There are typically three types of bets you can place on any given auto race, similar to horse racing. Auto Racing bets can be placed on:
• An individual driver to win a race.
• A driver finishing, or “Placing” in the top three.
• An individual driver finishing before another individual driver; either a “Field” or “Head-to Head” bet.
Using NASCAR as an example, when comparing odds of a driver winning a race you will typically see odd expressed as:
Mark Martin + 100
Jeff Gordon + 200
Bill Elliott + 250
Bill Elliott + 300
Jeff Burton + 400
Danica Patrick + 900
Field + 400
These odds are principally listed as “money-line” odds, meaning that for every $10 you wager on Mark Martin you would win $10 if he wins the race. Those wagering on Danica Patrick would win $90 for each $10 bet. However, since your initial wager is returned on a winning bet, those betting $10 on Patrick would receive $100 back from a sports bookmaker and not $90, as the bookmaker requires payment for the wager when you place your bet.
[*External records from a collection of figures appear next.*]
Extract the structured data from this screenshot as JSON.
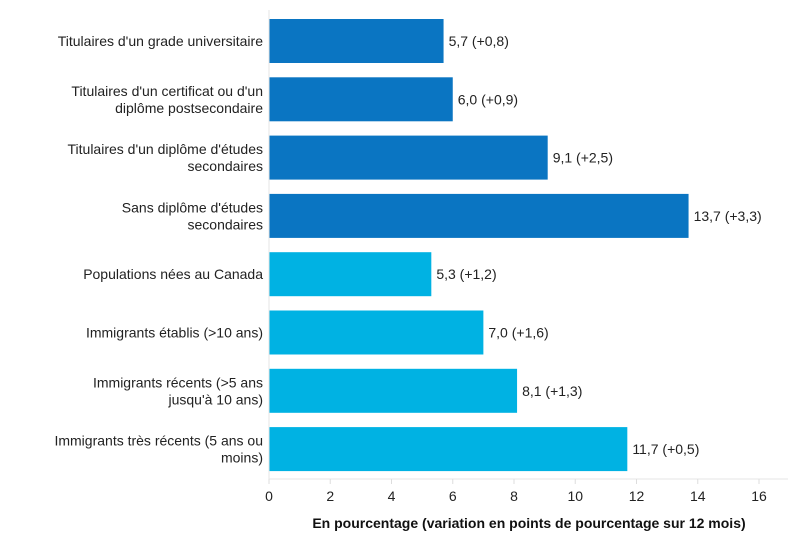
{
  "chart_data": {
    "type": "bar",
    "orientation": "horizontal",
    "categories": [
      [
        "Titulaires d'un grade universitaire"
      ],
      [
        "Titulaires d'un certificat ou d'un",
        "diplôme postsecondaire"
      ],
      [
        "Titulaires d'un diplôme d'études",
        "secondaires"
      ],
      [
        "Sans diplôme d'études",
        "secondaires"
      ],
      [
        "Populations nées au Canada"
      ],
      [
        "Immigrants établis (>10 ans)"
      ],
      [
        "Immigrants récents (>5 ans",
        "jusqu'à 10 ans)"
      ],
      [
        "Immigrants très récents (5 ans ou",
        "moins)"
      ]
    ],
    "values": [
      5.7,
      6.0,
      9.1,
      13.7,
      5.3,
      7.0,
      8.1,
      11.7
    ],
    "changes": [
      0.8,
      0.9,
      2.5,
      3.3,
      1.2,
      1.6,
      1.3,
      0.5
    ],
    "data_labels": [
      "5,7 (+0,8)",
      "6,0 (+0,9)",
      "9,1 (+2,5)",
      "13,7 (+3,3)",
      "5,3 (+1,2)",
      "7,0 (+1,6)",
      "8,1 (+1,3)",
      "11,7 (+0,5)"
    ],
    "bar_colors": [
      "#0a75c2",
      "#0a75c2",
      "#0a75c2",
      "#0a75c2",
      "#00b2e3",
      "#00b2e3",
      "#00b2e3",
      "#00b2e3"
    ],
    "xlabel": "En pourcentage (variation en points de pourcentage sur 12 mois)",
    "xlim": [
      0,
      16
    ],
    "xticks": [
      "0",
      "2",
      "4",
      "6",
      "8",
      "10",
      "12",
      "14",
      "16"
    ],
    "grid": false
  }
}
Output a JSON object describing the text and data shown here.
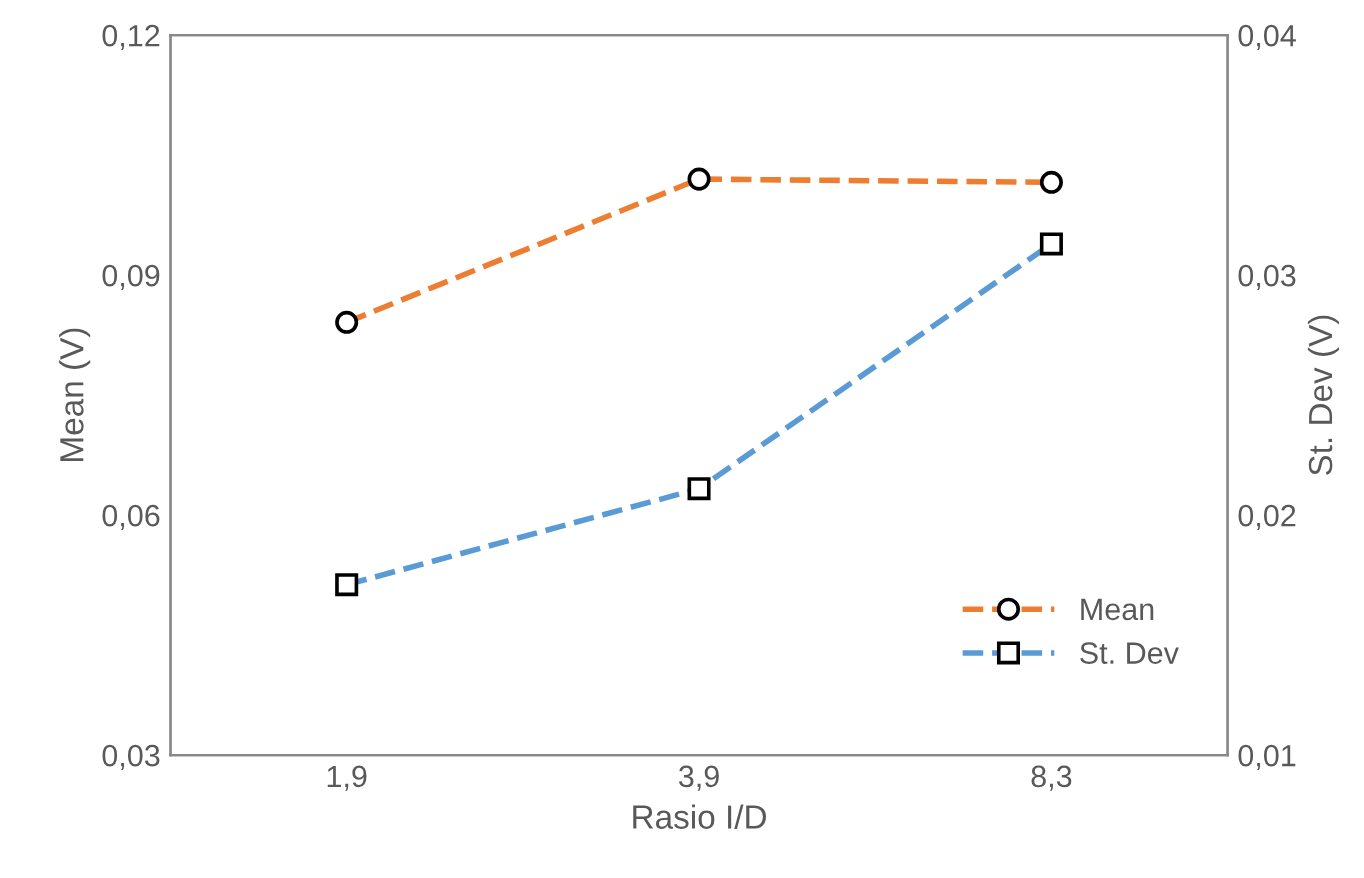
{
  "chart_data": {
    "type": "line",
    "xlabel": "Rasio I/D",
    "ylabel": "Mean (V)",
    "y2label": "St. Dev (V)",
    "categories": [
      "1,9",
      "3,9",
      "8,3"
    ],
    "series": [
      {
        "name": "Mean",
        "color": "#ed7d31",
        "values": [
          0.0841,
          0.102,
          0.1016
        ],
        "marker": "circle"
      },
      {
        "name": "St. Dev",
        "color": "#5b9bd5",
        "values": [
          0.0171,
          0.0211,
          0.0313
        ],
        "marker": "square",
        "axis": "y2"
      }
    ],
    "ylim": [
      0.03,
      0.12
    ],
    "yticks": [
      {
        "value": 0.03,
        "label": "0,03"
      },
      {
        "value": 0.06,
        "label": "0,06"
      },
      {
        "value": 0.09,
        "label": "0,09"
      },
      {
        "value": 0.12,
        "label": "0,12"
      }
    ],
    "y2lim": [
      0.01,
      0.04
    ],
    "y2ticks": [
      {
        "value": 0.01,
        "label": "0,01"
      },
      {
        "value": 0.02,
        "label": "0,02"
      },
      {
        "value": 0.03,
        "label": "0,03"
      },
      {
        "value": 0.04,
        "label": "0,04"
      }
    ],
    "grid": false,
    "legend": "bottom right",
    "line_style": "dashed"
  }
}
With the place bet as long as your driver comes in first, second or third you win money. The odds will, of course, naturally be less when betting on an individual driver to place in the top three, as the bookmaker is required to potentially pay off on three separate winning bets, instead of just one.
Many races also include a wager called the Field bet, which includes all drivers in the race except the drivers listed by the sports bookmaker. Even though you get more than one driver with a Field wager, the field will virtually always be made up of drivers given the least chance to win the race, and is generally considered a sucker bet.
The final commonly-placed bet in auto racing is called the Head-to-Head Finish between two specific drivers. With the head-to-head finish it doesn’t matter what position your driver finishes the race at, provided he, or she, finishes before than the second driver.